Die Art ist vor allem durch ihre besondere Brutbiologie bekannt. Meist werden zwei Eier gelegt; das zuerst geschlüpfte Junge tötet jedoch grundsätzlich das jüngere Geschwister, so dass außer in seltenen Ausnahmefällen immer nur ein Jungvogel ausfliegt.
Der Schreiadler ist ein Zugvogel, er überwintert im südlichen Afrika. Der Weltbestand ist ungefährdet, der deutsche Bestand ist jedoch rückläufig und gilt laut Roter Liste als „stark gefährdet“.
Inhaltsverzeichnis
Beschreibung
Schreiadler gehören zu den kleinsten Vertretern der Gattung Aquila. Sie erreichen eine Körperlänge von 55 bis 67 cm und eine Flügelspannweite von 1,46 bis 1,68 m und sind damit jedoch immer noch erheblich größer als ein Mäusebussard. Der Geschlechtsdimorphismus ist bezüglich Größe und Gewicht recht deutlich ausgeprägt, Männchen erreichen im Mittel etwa 85 % der Größe der Weibchen. Männchen wiegen 1,0 bis 1,4 kg und haben eine Flügellänge von 446 bis 478 mm, Weibchen erreichen ein Gewicht von 1,3 bis 2,2 kg und eine Flügellänge von 493 bis 508 mm.[1] Wie bei allen Vertretern der Gattung Aquila sind die Handschwingenspitzen stark gefingert und die Beine sind bis zu den Zehen befiedert. Im Flug wirken die Flügel relativ kurz und auffallend breit, der Schwanz ist an den Außenkanten deutlich gerundet.
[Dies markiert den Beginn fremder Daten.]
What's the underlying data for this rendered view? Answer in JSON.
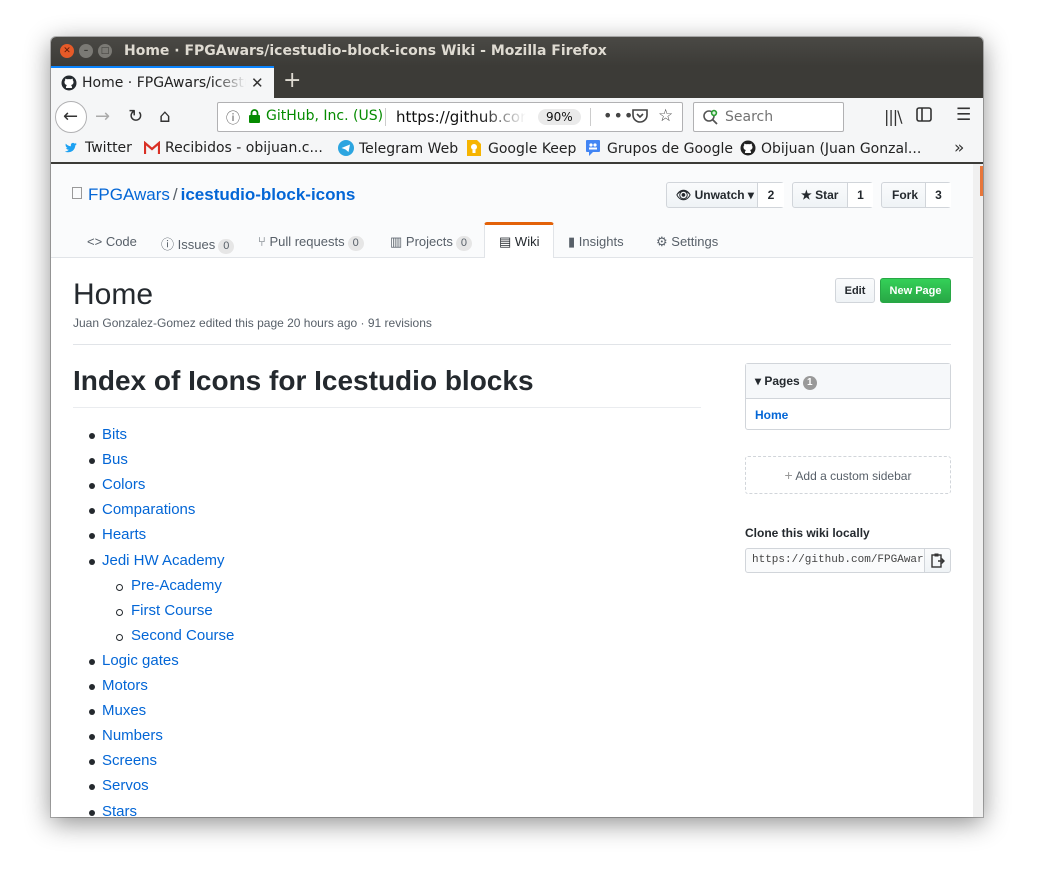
{
  "window": {
    "title": "Home · FPGAwars/icestudio-block-icons Wiki - Mozilla Firefox"
  },
  "tab": {
    "label": "Home · FPGAwars/icestudio-block-icons Wiki",
    "close_glyph": "✕",
    "new_tab_glyph": "+"
  },
  "navbar": {
    "identity": "GitHub, Inc. (US)",
    "url": "https://github.com/FPGAwars/icestudio-block-icons/wiki",
    "zoom": "90%",
    "search_placeholder": "Search"
  },
  "bookmarks": [
    {
      "label": "Twitter",
      "icon": "twitter-icon",
      "color": "#1da1f2"
    },
    {
      "label": "Recibidos - obijuan.c...",
      "icon": "gmail-icon",
      "color": "#d93025"
    },
    {
      "label": "Telegram Web",
      "icon": "telegram-icon",
      "color": "#2ca5e0"
    },
    {
      "label": "Google Keep",
      "icon": "keep-icon",
      "color": "#f6b400"
    },
    {
      "label": "Grupos de Google",
      "icon": "groups-icon",
      "color": "#4285f4"
    },
    {
      "label": "Obijuan (Juan Gonzal...",
      "icon": "github-icon",
      "color": "#222222"
    }
  ],
  "repo": {
    "owner": "FPGAwars",
    "separator": "/",
    "name": "icestudio-block-icons",
    "unwatch_label": "Unwatch ▾",
    "watch_count": "2",
    "star_label": "Star",
    "star_count": "1",
    "fork_label": "Fork",
    "fork_count": "3"
  },
  "reponav": [
    {
      "label": "Code",
      "counter": null,
      "icon": "code-icon"
    },
    {
      "label": "Issues",
      "counter": "0",
      "icon": "issue-icon"
    },
    {
      "label": "Pull requests",
      "counter": "0",
      "icon": "pull-request-icon"
    },
    {
      "label": "Projects",
      "counter": "0",
      "icon": "project-icon"
    },
    {
      "label": "Wiki",
      "counter": null,
      "icon": "book-icon",
      "selected": true
    },
    {
      "label": "Insights",
      "counter": null,
      "icon": "graph-icon"
    },
    {
      "label": "Settings",
      "counter": null,
      "icon": "gear-icon"
    }
  ],
  "page": {
    "title": "Home",
    "meta": "Juan Gonzalez-Gomez edited this page 20 hours ago · 91 revisions",
    "edit_label": "Edit",
    "new_page_label": "New Page"
  },
  "wiki": {
    "heading": "Index of Icons for Icestudio blocks",
    "items": [
      {
        "label": "Bits",
        "level": 1
      },
      {
        "label": "Bus",
        "level": 1
      },
      {
        "label": "Colors",
        "level": 1
      },
      {
        "label": "Comparations",
        "level": 1
      },
      {
        "label": "Hearts",
        "level": 1
      },
      {
        "label": "Jedi HW Academy",
        "level": 1
      },
      {
        "label": "Pre-Academy",
        "level": 2
      },
      {
        "label": "First Course",
        "level": 2
      },
      {
        "label": "Second Course",
        "level": 2
      },
      {
        "label": "Logic gates",
        "level": 1
      },
      {
        "label": "Motors",
        "level": 1
      },
      {
        "label": "Muxes",
        "level": 1
      },
      {
        "label": "Numbers",
        "level": 1
      },
      {
        "label": "Screens",
        "level": 1
      },
      {
        "label": "Servos",
        "level": 1
      },
      {
        "label": "Stars",
        "level": 1
      }
    ]
  },
  "sidebar": {
    "pages_label": "Pages",
    "pages_count": "1",
    "pages": [
      "Home"
    ],
    "custom_sidebar_label": "Add a custom sidebar",
    "clone_heading": "Clone this wiki locally",
    "clone_url": "https://github.com/FPGAwars/icestudio-block-icons.wiki.git"
  },
  "colors": {
    "link": "#0366d6",
    "new_page_green": "#28a745",
    "selected_tab_accent": "#e36209",
    "identity_green": "#058b00"
  }
}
Adulte Vögel sind insgesamt recht einfarbig braun. Der gesamte Rumpf, der Kopf sowie die Oberflügel- und die Unterflügeldecken sind warm hellbraun, teilweise hell gelblich braun und bilden vor allem beim fliegenden Vogel einen deutlichen Kontrast zu den einfarbig dunkel braungrauen Schwung- und Steuerfedern. Die Basen der inneren Handschwingen sind weißlich und bilden auf dem Oberflügel ein nicht sehr auffallendes weißes Feld, die Oberschwanzdecken sind breit weiß gerandet.
Die Iris ist orangegelb, die Wachshaut und die Zehen haben eine gelbe Färbung. Die Schnabelbasis ist grau gegen den im Übrigen schwarzen Schnabel abgesetzt.
Im Jugendkleid sind Kopf, Rumpf und Flügeldecken insgesamt dunkler braun als bei den Altvögeln. Die großen Hand- und Armdecken sind weiß gerandet und bilden ein beim fliegenden Vogel gut sichtbares helles Band auf dem Oberflügel. Häufig sind auch die mittleren Flügeldecken schwach weiß gerandet. Die Schwingen und die Steuerfedern zeigen eine dichte, dunkle Querbänderung; die inneren Handschwingen, die Armschwingen und die Steuerfedern sind ebenfalls weiß gerandet. Im Nacken zeigen junge Schreiadler einen rostgelben, diffusen Fleck. Die Iris ist braun. Die Jungvögel sind nach drei Jahren ausgefärbt.[2]
Lautäußerungen
Der bis zum Schlupf der Jungvögel häufig zu hörende Erregungsruf ist ein kräftiges „tjück“, das auch mit „jück“ oder „jüb“ wiedergegeben wird und meist zwei bis dreimal hintereinander ertönt. Beim Balzflug ruft das Männchen „wiiik“, der Ruf ähnelt einem langen Pfiff. Die Rufe der Jungvögel ähneln bereits im Alter von etwa 20 Tagen weitgehend denen der adulten Tiere.
Verbreitung
Der Schreiadler hat ein relativ kleines, stark zergliedertes Verbreitungsgebiet im Westen der Paläarktis. Im Norden des Artareals verläuft die westliche Verbreitungsgrenze durch Nordostdeutschland, nach Osten reicht das Vorkommen bis in den Westen Russlands, die genaue östliche Verbreitungsgrenze ist bisher nicht bekannt. Im Süden liegen die westlichsten, isolierten Vorkommen in Slowenien und Kroatien; weiter nach Osten folgt ein relativ geschlossenes Verbreitungsgebiet, das von Griechenland und dem Osten des Balkans über die Türkei bis in die Kaspische Senke im Norden des Iran reicht. Im Norden reicht die Verbreitung bis zur russischen Ostseeküste, im Süden bis Mittelgriechenland, bis zum Süden der Türkei und bis in den oben erwähnten Norden des Iran.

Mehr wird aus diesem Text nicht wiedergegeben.